Confiez le remake d’un monument comme Silent Hill 2 aux Polonais de Bloober Team, cela semblait un choix incongru de la part du japonais Konami. Entre des éclairs remarquables (Couches de peur, Observateur), adaptation cinématographique (Blair sorcière) et l’échec (Le médium), les productions inégales du studio faisaient craindre qu’il ne soit pas le meilleur chef de projet pour un tel projet. Car au-delà du défi technique, il s’agit de redonner un nouveau souffle à l’une des œuvres les plus respectées de l’histoire du jeu vidéo, une œuvre qui a changé le récit.
Au terme de cette refonte complète, le soulagement prévaut cependant : l’esprit du jeu de 2001 est bien préservé. Colline silencieuse 2 reste ce voyage glaçant aux confins de l’horreur et du psychisme humain, convoquant un monde infernal amalgamant les œuvres de Francis Bacon, le cinéma de David Lynch et les romans de Stephen King. L’histoire d’un homme qui se rend dans la petite ville de Silent Hill, répondant à l’invitation de sa femme, décédée trois ans auparavant. Maladroit, le regard terne, l’inconsolable James promène sa silhouette courbée dans une ville fantasmagorique engloutie par le brouillard d’où s’échappent d’autres âmes perdues et des menaces indescriptibles. Bercé par les sons électriques et envoûtants d’Akira Yamaoka qui insufflent un profond sentiment de solitude, cette errance pleine de mélancolie macabre a participé à la construction d’une tragédie intime déchirante, livrée sous la forme d’un jeu d’angoisse paralysant.
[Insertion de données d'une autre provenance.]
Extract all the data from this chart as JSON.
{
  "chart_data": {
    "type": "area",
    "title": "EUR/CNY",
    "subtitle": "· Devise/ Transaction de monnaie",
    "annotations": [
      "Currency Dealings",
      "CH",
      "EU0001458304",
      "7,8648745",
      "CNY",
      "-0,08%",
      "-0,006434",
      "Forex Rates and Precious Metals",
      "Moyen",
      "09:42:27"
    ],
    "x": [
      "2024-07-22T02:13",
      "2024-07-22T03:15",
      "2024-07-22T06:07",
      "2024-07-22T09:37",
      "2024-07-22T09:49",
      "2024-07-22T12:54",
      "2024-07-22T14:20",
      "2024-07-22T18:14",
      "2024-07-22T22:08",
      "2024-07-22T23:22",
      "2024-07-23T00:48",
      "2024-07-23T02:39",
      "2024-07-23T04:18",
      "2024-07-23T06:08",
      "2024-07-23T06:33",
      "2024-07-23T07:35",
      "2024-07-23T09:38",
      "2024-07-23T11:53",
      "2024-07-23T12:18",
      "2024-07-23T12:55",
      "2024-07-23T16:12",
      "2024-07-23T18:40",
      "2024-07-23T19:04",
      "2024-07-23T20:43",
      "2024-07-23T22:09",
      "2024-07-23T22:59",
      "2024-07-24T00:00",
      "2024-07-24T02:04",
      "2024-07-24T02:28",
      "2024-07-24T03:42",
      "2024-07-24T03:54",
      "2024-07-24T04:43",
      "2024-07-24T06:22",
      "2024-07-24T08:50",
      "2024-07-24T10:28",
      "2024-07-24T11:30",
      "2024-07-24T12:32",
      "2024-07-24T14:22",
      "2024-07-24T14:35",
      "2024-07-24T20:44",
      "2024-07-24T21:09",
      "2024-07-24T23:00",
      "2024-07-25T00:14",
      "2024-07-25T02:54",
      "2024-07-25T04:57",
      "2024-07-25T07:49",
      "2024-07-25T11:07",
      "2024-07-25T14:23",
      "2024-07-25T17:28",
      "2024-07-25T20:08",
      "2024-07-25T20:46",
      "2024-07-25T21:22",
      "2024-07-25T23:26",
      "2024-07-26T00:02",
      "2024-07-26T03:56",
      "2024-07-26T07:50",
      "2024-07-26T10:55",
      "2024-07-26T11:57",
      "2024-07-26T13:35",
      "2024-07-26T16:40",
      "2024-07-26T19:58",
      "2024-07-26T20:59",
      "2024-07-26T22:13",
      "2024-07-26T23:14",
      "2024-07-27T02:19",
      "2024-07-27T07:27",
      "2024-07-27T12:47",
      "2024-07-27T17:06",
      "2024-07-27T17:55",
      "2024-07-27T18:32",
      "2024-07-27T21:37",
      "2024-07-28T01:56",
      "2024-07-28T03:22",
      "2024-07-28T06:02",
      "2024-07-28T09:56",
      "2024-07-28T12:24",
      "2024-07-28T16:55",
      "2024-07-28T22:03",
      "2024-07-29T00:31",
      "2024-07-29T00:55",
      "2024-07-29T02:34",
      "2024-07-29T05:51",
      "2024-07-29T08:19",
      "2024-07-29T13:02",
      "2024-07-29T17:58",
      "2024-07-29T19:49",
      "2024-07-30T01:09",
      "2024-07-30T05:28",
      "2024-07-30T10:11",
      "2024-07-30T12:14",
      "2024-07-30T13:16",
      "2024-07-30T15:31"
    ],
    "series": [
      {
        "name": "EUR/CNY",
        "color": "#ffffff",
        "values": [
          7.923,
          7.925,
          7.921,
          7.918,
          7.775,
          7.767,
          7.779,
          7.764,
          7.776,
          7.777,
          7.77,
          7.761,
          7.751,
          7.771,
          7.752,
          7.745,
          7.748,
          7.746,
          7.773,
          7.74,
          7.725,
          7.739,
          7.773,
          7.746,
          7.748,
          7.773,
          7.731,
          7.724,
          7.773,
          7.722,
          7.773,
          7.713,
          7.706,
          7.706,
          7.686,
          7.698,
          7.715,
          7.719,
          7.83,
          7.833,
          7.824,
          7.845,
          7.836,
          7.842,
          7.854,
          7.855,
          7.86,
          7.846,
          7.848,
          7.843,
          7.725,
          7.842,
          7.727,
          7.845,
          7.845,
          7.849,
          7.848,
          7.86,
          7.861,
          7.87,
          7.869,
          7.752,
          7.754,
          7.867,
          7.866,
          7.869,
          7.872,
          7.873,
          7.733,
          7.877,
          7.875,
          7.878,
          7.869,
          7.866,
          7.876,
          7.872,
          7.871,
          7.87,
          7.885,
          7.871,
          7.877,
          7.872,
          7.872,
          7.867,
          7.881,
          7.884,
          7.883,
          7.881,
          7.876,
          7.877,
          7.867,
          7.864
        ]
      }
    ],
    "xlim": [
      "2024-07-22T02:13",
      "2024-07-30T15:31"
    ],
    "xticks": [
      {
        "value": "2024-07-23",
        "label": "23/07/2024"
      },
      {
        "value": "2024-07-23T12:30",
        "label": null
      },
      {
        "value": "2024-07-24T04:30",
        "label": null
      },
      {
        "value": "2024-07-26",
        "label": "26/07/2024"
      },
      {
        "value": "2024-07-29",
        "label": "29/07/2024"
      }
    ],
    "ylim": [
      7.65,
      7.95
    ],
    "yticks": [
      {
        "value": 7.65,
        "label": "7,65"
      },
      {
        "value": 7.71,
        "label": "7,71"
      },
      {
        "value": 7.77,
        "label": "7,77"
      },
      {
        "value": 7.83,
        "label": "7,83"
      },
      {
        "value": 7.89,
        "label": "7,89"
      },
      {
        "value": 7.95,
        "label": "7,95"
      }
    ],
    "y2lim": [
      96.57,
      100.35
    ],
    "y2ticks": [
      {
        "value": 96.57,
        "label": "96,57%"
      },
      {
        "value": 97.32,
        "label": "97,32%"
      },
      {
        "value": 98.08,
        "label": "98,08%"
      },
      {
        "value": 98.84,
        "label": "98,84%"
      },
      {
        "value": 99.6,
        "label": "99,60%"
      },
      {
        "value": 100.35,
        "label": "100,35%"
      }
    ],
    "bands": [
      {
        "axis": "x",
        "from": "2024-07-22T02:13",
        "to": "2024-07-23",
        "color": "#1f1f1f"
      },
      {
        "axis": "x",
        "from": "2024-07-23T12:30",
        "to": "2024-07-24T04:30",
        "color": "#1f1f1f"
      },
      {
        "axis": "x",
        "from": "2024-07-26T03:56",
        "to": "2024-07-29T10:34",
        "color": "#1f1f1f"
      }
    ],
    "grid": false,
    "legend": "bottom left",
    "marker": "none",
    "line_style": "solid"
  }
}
La rediffusion de Bloober Team donne une place prépondérante aux combats, sans pour autant dénaturer le caractère étouffant du jeu. Comme les remakes à succès de Resident Evil (l’autre géant de l’horreur japonaise à l’esprit B-movie assumé), le studio adopte le standard d’une vue à la troisième personne plus immersive et confortable. Il parvient surtout à adapter la direction artistique de Team Silent à l’ère du photoréalisme, sans rien perdre de la poésie des images dont le pouvoir d’évocation tenait aux limitations techniques. Accroché à son sacro-saint modèle, le remake souffre parfois de s’accrocher à certaines mécaniques dépassées qui auraient gagné à être dépoussiérées. Mais rien ne vous empêche d’apprécier cette pochette, qui capte et perpétue la quintessence de la série dans son firmament. On craignait un accident industriel, c’est un monstre sacré qui se réinvente.